Niestety, wiemy doskonale, jak wygląda życie. Przychody do budżetu "muszą się zgadzać". Stąd też co chwilę słyszymy o kolejnych świeżutkich fotoradarach, odcinkowych pomiarach prędkości czy też systemach kamer montowanych na skrzyżowaniach. Te ostatnie zagościły niedawno w Szczecinie. Skarg kierowców jest bez liku.
Na skrzyżowaniu ulic 26 kwietnia, Taczaka i Derdowskiego zamontowano niedawno 26 kamer składających się na system RedLight. Ma on jedno zadanie - wymierzać sprawiedliwość kierowcom, którzy przejeżdżają na czerwonym świetle. Jak tłumaczą przedstawiciele Centrum Automatycznego Nadzoru nad Ruchem Drogowym, system po przekroczeniu przez pojazd wirtualnej linii detekcji w trakcie nadawanego czerwonego światła automatycznie wykrywa i rejestruje wykroczenie kierującego pojazdem. Wszystko byłoby w porządku, gdyby nie parę szczegółów.

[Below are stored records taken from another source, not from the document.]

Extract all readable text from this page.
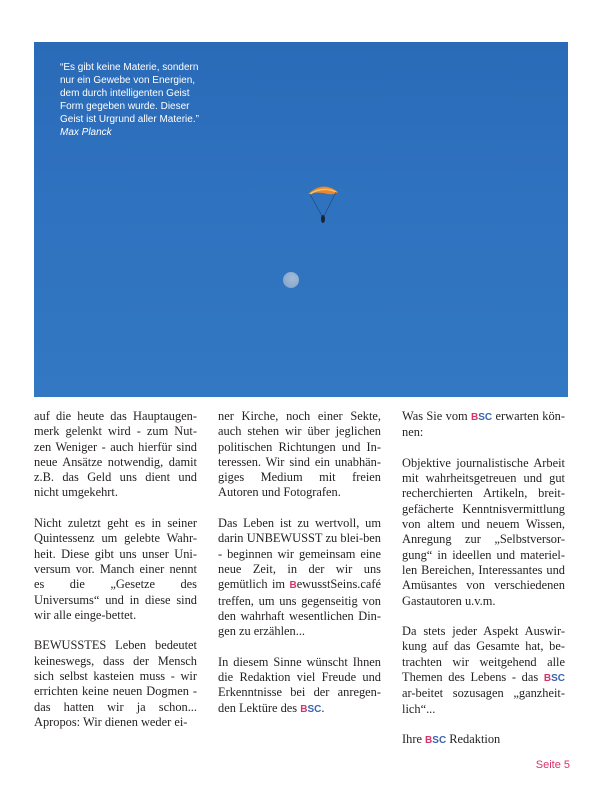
“Es gibt keine Materie, sondern
nur ein Gewebe von Energien,
dem durch intelligenten Geist
Form gegeben wurde. Dieser
Geist ist Urgrund aller Materie.”
Max Planck

auf die heute das Hauptaugen-merk gelenkt wird - zum Nut-zen Weniger - auch hierfür sind neue Ansätze notwendig, damit z.B. das Geld uns dient und nicht umgekehrt.

Nicht zuletzt geht es in seiner Quintessenz um gelebte Wahr-heit. Diese gibt uns unser Uni-versum vor. Manch einer nennt es die „Gesetze des Universums“ und in diese sind wir alle einge-bettet.

BEWUSSTES Leben bedeutet keineswegs, dass der Mensch sich selbst kasteien muss - wir errichten keine neuen Dogmen - das hatten wir ja schon... Apropos: Wir dienen weder ei-

ner Kirche, noch einer Sekte, auch stehen wir über jeglichen politischen Richtungen und In-teressen. Wir sind ein unabhän-giges Medium mit freien Autoren und Fotografen.

Das Leben ist zu wertvoll, um darin UNBEWUSST zu blei-ben - beginnen wir gemeinsam eine neue Zeit, in der wir uns gemütlich im BewusstSeins.café treffen, um uns gegenseitig von den wahrhaft wesentlichen Din-gen zu erzählen...

In diesem Sinne wünscht Ihnen die Redaktion viel Freude und Erkenntnisse bei der anregen-den Lektüre des BSC.

Was Sie vom BSC erwarten kön-nen:

Objektive journalistische Arbeit mit wahrheitsgetreuen und gut recherchierten Artikeln, breit-gefächerte Kenntnisvermittlung von altem und neuem Wissen, Anregung zur „Selbstversor-gung“ in ideellen und materiel-len Bereichen, Interessantes und Amüsantes von verschiedenen Gastautoren u.v.m.

Da stets jeder Aspekt Auswir-kung auf das Gesamte hat, be-trachten wir weitgehend alle Themen des Lebens - das BSC ar-beitet sozusagen „ganzheit-lich“...

Ihre BSC Redaktion

Seite 5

Mimo iż kierowcy popierają działania na rzecz poprawy bezpieczeństwa, tak w tym przypadku wielu dopatruje się "skoku na kasę". Wszystko przez usunięcie sekundników, które ustawione były tam do momentu wyremontowania skrzyżowania w 2018 roku. Co więcej, niektórzy stwierdzają, że czas, w jakim dochodzi do zmiany świateł, został sztucznie skrócony. Wszystko po to, by ukarać jak najwięcej zmotoryzowanych.

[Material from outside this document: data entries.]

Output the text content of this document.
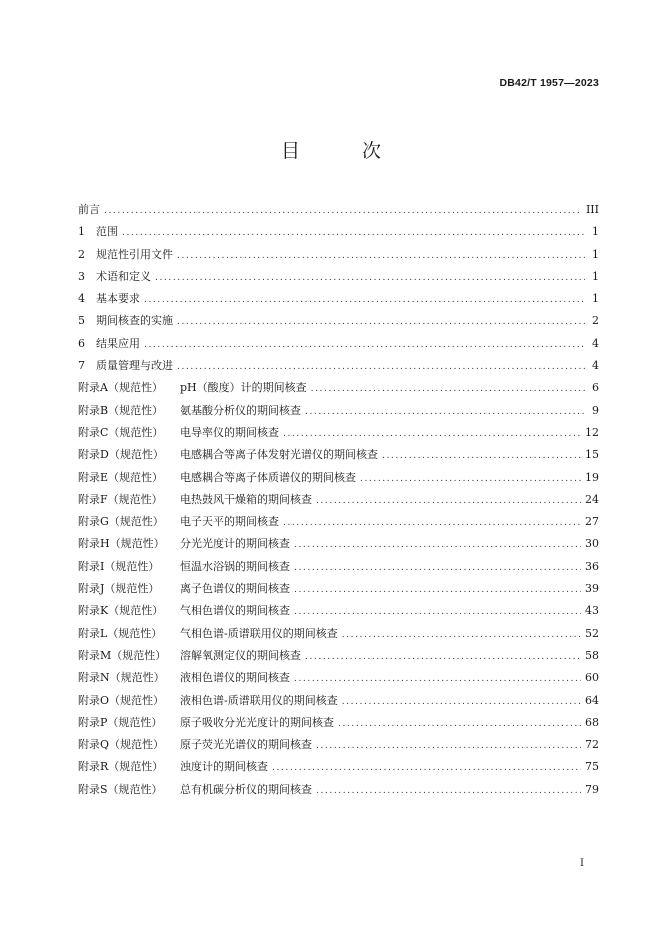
DB42/T 1957—2023
目 次
前言 .....	III
1	范围 .....	1
2	规范性引用文件 .....	1
3	术语和定义 .....	1
4	基本要求 .....	1
5	期间核查的实施 .....	2
6	结果应用 .....	4
7	质量管理与改进 .....	4
附录A（规范性）	pH（酸度）计的期间核查 .....	6
附录B（规范性）	氨基酸分析仪的期间核查 .....	9
附录C（规范性）	电导率仪的期间核查 .....	12
附录D（规范性）	电感耦合等离子体发射光谱仪的期间核查 .....	15
附录E（规范性）	电感耦合等离子体质谱仪的期间核查 .....	19
附录F（规范性）	电热鼓风干燥箱的期间核查 .....	24
附录G（规范性）	电子天平的期间核查 .....	27
附录H（规范性）	分光光度计的期间核查 .....	30
附录I（规范性）	恒温水浴锅的期间核查 .....	36
附录J（规范性）	离子色谱仪的期间核查 .....	39
附录K（规范性）	气相色谱仪的期间核查 .....	43
附录L（规范性）	气相色谱-质谱联用仪的期间核查 .....	52
附录M（规范性）	溶解氧测定仪的期间核查 .....	58
附录N（规范性）	液相色谱仪的期间核查 .....	60
附录O（规范性）	液相色谱-质谱联用仪的期间核查 .....	64
附录P（规范性）	原子吸收分光光度计的期间核查 .....	68
附录Q（规范性）	原子荧光光谱仪的期间核查 .....	72
附录R（规范性）	浊度计的期间核查 .....	75
附录S（规范性）	总有机碳分析仪的期间核查 .....	79
I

Warto podkreślić, że za przejazd na czerwonym świetle jest surowo karany. Mimo iż stawka mandatu nie jest najwyższa, bo wynosi 500 zł (na przejeździe kolejowym kwota ta wzrasta do 2000 zł) tak już liczba punktów karnych jest zastraszająca. Za zignorowanie wskazań sygnalizatora na konto kierowcy trafi 15 pkt.!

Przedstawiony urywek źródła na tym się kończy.